Question

A cube of side 'a' has point charges $+Q$ located at each of its vertices except at the origin where the charge is $-Q$. The electric field at the centre of cube is:

• A. $\frac{-Q}{3\sqrt{3}\pi {\epsilon }_0{a}^2}(\hat{x}+\hat{y}+\hat{z})$
• B. $\frac{-2Q}{3\sqrt{3}\pi {\epsilon }_0{a}^2}(\hat{x}+\hat{y}+\hat{z})$
• C. $\frac{2Q}{3\sqrt{3}\pi {\epsilon }_0{a}^2}(\hat{x}+\hat{y}+\hat{z})$
• D. $\frac{Q}{3\sqrt{3}\pi {\epsilon }_0{a}^2}(\hat{x}+\hat{y}+\hat{z})$

Answer 1

Answer: (B)

We can replace $-Q$ charge at origin by $+Q$ and $-2Q.$
Now due to $+Q$ charge at every corner of cube.
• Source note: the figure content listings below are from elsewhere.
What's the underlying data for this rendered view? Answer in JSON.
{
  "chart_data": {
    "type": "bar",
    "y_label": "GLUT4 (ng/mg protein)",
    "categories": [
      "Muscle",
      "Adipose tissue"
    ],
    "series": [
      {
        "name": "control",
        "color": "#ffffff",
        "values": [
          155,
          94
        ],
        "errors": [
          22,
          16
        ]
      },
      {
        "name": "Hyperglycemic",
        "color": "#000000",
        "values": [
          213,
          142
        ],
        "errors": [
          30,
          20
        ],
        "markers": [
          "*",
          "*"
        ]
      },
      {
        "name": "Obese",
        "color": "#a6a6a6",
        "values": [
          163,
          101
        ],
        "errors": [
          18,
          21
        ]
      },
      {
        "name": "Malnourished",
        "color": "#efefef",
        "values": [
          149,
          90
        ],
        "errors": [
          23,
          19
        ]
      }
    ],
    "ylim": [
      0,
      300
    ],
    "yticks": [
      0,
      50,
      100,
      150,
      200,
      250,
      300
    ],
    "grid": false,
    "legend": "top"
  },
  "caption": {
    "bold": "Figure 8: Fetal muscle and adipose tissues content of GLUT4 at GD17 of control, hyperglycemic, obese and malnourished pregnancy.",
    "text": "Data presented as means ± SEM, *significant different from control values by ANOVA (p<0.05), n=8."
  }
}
Electric field at center of cube is zero so now net electric field at center is only due to $-2Q$ charge at origin.
$\vec{E}=\frac{kq\vec{r}}{r^3}=\frac{1(-2Q)\frac{a}{2}(\hat{x}+\hat{y}+\hat{z})}{4\pi {\epsilon }_0{\left(\frac{a}{2}\sqrt{3}\right)}^3}$
$\vec{E}=\frac{-2Q(\hat{x}+\hat{y}+\hat{z})}{3\sqrt{3}\pi a^2{\epsilon }_0}$